I will restart the old instance to test and will report back what I find out.
-
I do have the same kind of shortages with uptime kuma. I did add Cloudron to see. Any idea of what is happening ?
I have a dedicated server with hetzner.
-
@jrl-abstract27 this is to do with the local DNS server (unbound) not resolving . In Cloudron 8 (the next release), we are removing unbound altogether and it will use your network's resolver via systemd-resolved. Maybe this issues gets sorted out with that.
-
thanks @girish
-
@girish said in Regular short getaddrinfo EAI_AGAIN outages:
@jrl-abstract27 this is to do with the local DNS server (unbound) not resolving . In Cloudron 8 (the next release), we are removing unbound altogether and it will use your network's resolver via systemd-resolved. Maybe this issues gets sorted out with that.
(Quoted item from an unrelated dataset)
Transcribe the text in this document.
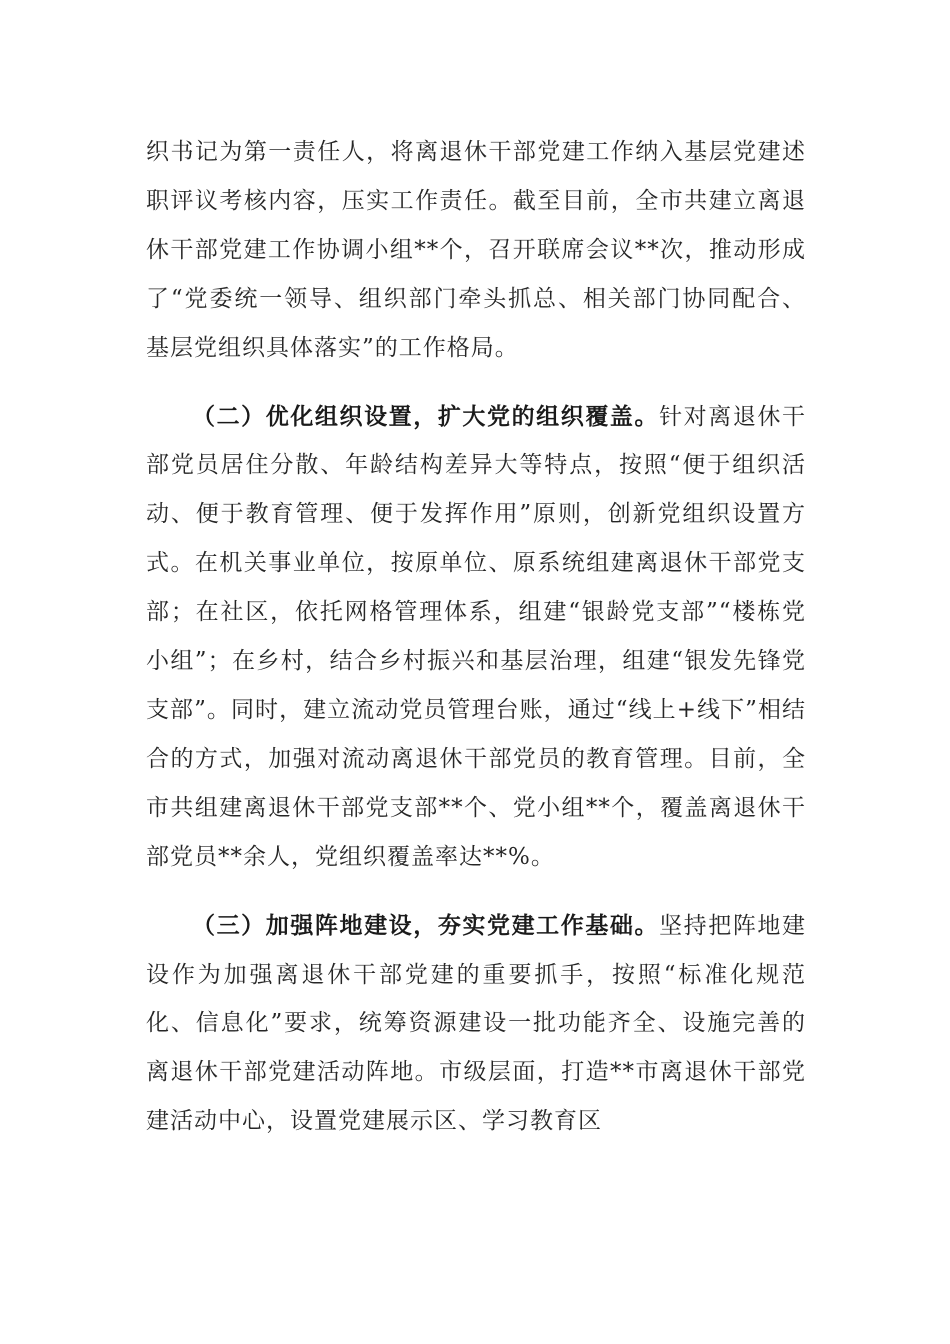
织书记为第一责任人，将离退休干部党建工作纳入基层党建述职评议考核内容，压实工作责任。截至目前，全市共建立离退休干部党建工作协调小组**个，召开联席会议**次，推动形成了“党委统一领导、组织部门牵头抓总、相关部门协同配合、基层党组织具体落实”的工作格局。

（二）优化组织设置，扩大党的组织覆盖。针对离退休干部党员居住分散、年龄结构差异大等特点，按照“便于组织活动、便于教育管理、便于发挥作用”原则，创新党组织设置方式。在机关事业单位，按原单位、原系统组建离退休干部党支部；在社区，依托网格管理体系，组建“银龄党支部”“楼栋党小组”；在乡村，结合乡村振兴和基层治理，组建“银发先锋党支部”。同时，建立流动党员管理台账，通过“线上+线下”相结合的方式，加强对流动离退休干部党员的教育管理。目前，全市共组建离退休干部党支部**个、党小组**个，覆盖离退休干部党员**余人，党组织覆盖率达**%。

（三）加强阵地建设，夯实党建工作基础。坚持把阵地建设作为加强离退休干部党建的重要抓手，按照“标准化规范化、信息化”要求，统筹资源建设一批功能齐全、设施完善的离退休干部党建活动阵地。市级层面，打造**市离退休干部党建活动中心，设置党建展示区、学习教育区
Hi, i just upgraded to Cloudron 8.0.3, rebooted server and i see Unbound still appears in the services pages, is that normal? does that mean uptime kuma still uses it?
-
unbound
is still used in Cloudron, but its usage is drastically reduced now. It is used for directly querying the nameservers to check if DNS records are already in-sync to avoid hitting NXDOMAIN for newly installed apps as well as for email DNS record lookup.The rest now uses whatever the default setup, of the environment the server is running in, is.
-
To conclude what @nebulon said, for Uptime Kuma this means that it uses the system DNS (and not unbound).
-
@factord right, so this means this is either a local DNS issue or uptime kuma issue. Quick idea is to just set up the server's
/etc/resolv.conf
with Google DNS maybe and check if it mitigates the issue.